La communication et la justification des rémunérations des dirigeants sont plus aisées et mieux appréhendées des actionnaires, comme des salariés, lorsqu’elles sont corrélées aux performances des entreprises. L’assurance n’échappe pas à la règle et développe de plus en plus ce type d’argumentaire en assemblée générale.
Journaliste
Les actionnaires ont fait le printemps. Et la saison des assemblées générales (AG) 2016 a été mouvementée : Renault a ouvert les hostilités concernant la rémunération de son PDG Carlos Ghosn. La résolution la concernant a été rejetée par les actionnaires (54 % contre), mais le conseil d’administration n’a pas suivi le vote et a maintenu la rémunération. Devant la bronca qui s’en est suivie, les députés ont finalement voté le 9 juin un amendement intégré à la loi Sapin II pour rendre le vote des actionnaires sur la rémunération des dirigeants contraignant. Jusqu’à présent, le Say on Pay (vote sur la rémunération des dirigeants) avait seulement une valeur consultative. « Si le taux d’approbation moyen des résolutions Say on Pay progresse en 2016 au sein du CAC 40 – 89,3 %, contre 85,8 % en 2015 – une entreprise sur trois voit tout de même son score reculer cette année », lit-on dans le bilan des AG 2016 de Capitalcom. Un projet de directive européenne vise également à rendre ce vote contraignant dans l’ensemble de l’Union européenne d’ici 2018.

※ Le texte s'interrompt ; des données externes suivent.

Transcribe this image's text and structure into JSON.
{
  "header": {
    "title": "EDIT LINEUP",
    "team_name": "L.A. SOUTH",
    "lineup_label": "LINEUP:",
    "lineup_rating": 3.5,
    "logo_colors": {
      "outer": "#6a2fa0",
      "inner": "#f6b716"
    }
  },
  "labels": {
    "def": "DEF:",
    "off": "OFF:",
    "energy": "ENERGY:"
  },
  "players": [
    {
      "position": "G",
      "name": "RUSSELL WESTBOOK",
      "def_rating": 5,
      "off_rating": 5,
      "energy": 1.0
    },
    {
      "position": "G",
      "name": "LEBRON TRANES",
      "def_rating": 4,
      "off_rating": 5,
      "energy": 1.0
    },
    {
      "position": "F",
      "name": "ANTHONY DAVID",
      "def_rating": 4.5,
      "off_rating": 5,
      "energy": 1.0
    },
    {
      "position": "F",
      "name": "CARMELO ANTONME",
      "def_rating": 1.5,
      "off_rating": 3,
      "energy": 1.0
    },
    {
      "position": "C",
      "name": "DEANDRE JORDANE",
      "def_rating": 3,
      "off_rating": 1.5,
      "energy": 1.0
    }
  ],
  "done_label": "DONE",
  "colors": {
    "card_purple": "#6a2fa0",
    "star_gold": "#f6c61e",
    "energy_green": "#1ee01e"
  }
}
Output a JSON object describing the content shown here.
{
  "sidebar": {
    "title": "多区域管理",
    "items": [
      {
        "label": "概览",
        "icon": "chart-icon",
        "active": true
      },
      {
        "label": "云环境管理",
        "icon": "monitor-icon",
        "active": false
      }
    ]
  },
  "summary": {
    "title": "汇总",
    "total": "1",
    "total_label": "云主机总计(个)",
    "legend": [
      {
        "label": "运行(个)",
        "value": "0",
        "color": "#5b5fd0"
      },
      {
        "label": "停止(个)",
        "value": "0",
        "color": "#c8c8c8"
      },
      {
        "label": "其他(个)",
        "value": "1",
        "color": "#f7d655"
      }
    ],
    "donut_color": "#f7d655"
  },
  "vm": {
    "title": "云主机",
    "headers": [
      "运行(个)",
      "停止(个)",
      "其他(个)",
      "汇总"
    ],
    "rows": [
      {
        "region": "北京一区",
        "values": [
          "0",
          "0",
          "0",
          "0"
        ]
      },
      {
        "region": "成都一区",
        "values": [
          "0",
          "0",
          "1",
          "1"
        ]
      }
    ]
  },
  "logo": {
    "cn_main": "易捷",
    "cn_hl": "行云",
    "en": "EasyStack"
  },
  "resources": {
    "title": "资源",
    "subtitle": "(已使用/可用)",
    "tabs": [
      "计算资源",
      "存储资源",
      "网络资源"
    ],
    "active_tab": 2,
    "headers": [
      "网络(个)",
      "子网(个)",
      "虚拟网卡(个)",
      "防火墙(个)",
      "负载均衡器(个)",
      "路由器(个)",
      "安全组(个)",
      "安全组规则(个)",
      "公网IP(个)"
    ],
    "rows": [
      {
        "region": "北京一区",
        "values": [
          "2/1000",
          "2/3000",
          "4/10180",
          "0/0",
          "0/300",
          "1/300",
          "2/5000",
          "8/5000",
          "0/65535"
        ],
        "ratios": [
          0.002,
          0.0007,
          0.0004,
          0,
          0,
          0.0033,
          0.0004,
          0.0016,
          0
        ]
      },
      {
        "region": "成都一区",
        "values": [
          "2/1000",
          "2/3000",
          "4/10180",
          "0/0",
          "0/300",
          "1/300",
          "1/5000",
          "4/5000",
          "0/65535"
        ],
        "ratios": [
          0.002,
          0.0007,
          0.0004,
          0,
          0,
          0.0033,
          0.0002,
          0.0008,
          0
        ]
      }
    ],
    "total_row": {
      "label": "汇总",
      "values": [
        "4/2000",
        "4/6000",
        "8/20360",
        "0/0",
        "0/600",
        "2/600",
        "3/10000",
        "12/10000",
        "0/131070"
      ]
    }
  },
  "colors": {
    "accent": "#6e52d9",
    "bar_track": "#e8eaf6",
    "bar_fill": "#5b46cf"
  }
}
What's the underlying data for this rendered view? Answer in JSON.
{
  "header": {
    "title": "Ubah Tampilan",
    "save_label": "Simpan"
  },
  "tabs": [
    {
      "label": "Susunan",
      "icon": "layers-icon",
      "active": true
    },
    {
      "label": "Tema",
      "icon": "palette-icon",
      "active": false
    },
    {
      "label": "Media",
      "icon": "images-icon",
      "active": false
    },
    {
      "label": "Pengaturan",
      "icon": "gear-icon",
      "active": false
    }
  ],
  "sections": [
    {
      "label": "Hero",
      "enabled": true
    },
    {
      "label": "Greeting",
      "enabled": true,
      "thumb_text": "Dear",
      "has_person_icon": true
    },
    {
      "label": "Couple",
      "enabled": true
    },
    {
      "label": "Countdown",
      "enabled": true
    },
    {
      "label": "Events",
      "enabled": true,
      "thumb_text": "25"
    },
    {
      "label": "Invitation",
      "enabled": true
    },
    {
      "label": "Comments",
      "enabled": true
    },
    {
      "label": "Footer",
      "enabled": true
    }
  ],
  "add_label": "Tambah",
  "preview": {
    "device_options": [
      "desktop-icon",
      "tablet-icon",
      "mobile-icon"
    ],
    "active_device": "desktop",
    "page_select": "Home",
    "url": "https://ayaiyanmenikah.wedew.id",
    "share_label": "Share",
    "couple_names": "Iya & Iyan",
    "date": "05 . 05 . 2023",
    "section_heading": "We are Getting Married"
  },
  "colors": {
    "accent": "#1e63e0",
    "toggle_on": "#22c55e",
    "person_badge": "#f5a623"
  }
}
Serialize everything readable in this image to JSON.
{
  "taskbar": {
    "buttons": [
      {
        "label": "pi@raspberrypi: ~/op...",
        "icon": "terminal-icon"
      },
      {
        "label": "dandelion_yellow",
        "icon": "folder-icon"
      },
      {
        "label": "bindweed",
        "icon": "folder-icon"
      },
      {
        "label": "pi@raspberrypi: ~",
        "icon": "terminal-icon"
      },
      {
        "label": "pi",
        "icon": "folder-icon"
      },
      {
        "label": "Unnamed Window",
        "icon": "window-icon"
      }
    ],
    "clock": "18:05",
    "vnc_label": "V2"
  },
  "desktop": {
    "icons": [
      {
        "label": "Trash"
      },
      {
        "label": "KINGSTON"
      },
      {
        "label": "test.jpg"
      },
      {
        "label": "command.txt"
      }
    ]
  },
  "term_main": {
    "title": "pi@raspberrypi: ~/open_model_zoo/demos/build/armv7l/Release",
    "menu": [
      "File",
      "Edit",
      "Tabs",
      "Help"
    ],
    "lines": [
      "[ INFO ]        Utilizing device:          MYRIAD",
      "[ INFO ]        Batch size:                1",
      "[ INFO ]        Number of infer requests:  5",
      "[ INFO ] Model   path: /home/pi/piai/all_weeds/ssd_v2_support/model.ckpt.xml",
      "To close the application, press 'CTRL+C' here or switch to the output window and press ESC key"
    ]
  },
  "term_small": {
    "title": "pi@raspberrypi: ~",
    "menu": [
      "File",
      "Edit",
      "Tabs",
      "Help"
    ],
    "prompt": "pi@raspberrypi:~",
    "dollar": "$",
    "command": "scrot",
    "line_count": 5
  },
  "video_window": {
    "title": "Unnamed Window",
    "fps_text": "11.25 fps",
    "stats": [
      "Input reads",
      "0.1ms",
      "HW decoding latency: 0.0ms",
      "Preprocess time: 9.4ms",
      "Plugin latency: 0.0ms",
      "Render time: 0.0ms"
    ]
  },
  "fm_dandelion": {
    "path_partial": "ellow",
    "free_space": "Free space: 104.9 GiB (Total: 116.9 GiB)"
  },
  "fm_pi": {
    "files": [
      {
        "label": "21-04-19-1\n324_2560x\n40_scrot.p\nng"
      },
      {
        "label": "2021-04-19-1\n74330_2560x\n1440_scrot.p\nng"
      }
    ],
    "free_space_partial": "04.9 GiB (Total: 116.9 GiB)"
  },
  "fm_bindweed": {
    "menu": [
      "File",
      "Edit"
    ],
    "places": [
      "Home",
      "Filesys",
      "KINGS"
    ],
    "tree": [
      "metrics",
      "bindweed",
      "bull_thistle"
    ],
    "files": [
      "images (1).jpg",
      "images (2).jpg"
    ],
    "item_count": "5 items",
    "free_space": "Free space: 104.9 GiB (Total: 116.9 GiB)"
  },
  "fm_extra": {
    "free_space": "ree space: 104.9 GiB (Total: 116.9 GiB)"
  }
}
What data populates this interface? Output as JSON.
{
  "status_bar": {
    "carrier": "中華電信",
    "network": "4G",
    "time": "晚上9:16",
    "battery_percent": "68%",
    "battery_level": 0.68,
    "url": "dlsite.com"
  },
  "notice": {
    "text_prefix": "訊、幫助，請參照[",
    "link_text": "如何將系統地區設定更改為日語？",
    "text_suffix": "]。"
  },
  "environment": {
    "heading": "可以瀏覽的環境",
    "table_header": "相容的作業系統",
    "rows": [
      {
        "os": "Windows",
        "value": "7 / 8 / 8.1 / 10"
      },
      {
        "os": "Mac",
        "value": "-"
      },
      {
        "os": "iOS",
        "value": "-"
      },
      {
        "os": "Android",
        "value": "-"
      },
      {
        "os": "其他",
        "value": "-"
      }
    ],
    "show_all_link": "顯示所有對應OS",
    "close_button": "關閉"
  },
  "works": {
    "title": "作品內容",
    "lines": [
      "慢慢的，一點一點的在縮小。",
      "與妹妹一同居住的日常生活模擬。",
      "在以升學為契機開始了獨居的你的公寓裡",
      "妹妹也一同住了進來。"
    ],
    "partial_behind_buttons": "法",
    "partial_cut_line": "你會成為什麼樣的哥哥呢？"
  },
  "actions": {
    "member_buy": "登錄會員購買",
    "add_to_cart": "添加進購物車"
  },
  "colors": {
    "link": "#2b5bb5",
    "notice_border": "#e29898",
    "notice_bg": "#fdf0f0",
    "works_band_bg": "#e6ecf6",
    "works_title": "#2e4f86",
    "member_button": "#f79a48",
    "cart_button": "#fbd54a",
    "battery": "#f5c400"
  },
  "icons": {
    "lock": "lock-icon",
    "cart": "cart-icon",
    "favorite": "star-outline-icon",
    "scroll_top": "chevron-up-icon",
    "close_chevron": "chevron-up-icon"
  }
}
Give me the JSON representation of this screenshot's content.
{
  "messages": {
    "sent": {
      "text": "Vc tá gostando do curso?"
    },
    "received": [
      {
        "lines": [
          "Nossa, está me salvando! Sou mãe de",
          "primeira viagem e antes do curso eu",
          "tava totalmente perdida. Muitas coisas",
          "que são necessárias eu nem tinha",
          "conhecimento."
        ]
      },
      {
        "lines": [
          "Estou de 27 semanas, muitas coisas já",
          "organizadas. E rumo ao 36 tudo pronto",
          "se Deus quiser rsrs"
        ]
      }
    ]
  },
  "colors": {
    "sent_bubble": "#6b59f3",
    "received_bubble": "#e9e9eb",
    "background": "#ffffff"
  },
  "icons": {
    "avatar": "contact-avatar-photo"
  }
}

Dans le secteur financier, HSBC a aussi tiré les leçons de la fronde des actionnaires au sujet des rémunérations de ses dirigeants : le groupe bancaire britannique a purement et simplement entériné une réforme pour les diminuer. Résultat : celle-ci a été votée par 96 % des actionnaires !
Benchmarker
La rémunération des dirigeants se décompose généralement en trois parties : fixe, variable et stock-options/actions de performance. Pour évaluer le « juste » montant des salaires des top managers, nombreuses sont les grandes entreprises à s’aider de cabinets spécialisés pour réaliser un benchmark. C’est le cas d’Axa : « Chaque année, Axa mène, à l’aide de cabinets spécialisés, des études de rémunération afin de s’assurer de la compétitivité et de la cohérence des rémunérations des équipes dirigeantes et de mesurer la pertinence des politiques de rémunération dans leur ensemble », lit-on dans le rapport annuel. Celui-ci précise que le panel étudié se compose de douze sociétés du CAC 40 et de sociétés internationales du secteur financier, comparables en taille. Scor réalise également une étude de marché avec le cabinet Mercer, qui met en avant le fait que la rémunération variable des dirigeants de Scor est « inférieure à la médiane (la liste des pairs comprend Arch Capital Group, Axis Capital Holdings Limited, Endurance Specialty, Everest Re, Hannover Re, Munich Re, Partner Re, Reinsurance Group of America, Swiss Re, Transatlantic Holding-Alleghany, Validus Holdings) », détaille le rapport annuel du réassureur.
Relativiser
Axa et Scor sont les deux entreprises françaises du secteur de l’assurance qui rétribuent le mieux leurs grands patrons. Parmi les entreprises du CAC 40, Henri de Castries est dans la moyenne haute (au 6e rang sur 40), tandis que le patron du CAC le mieux payé, Olivier Brandicourt (DG de Sanofi) plafonne à 16,7 M€.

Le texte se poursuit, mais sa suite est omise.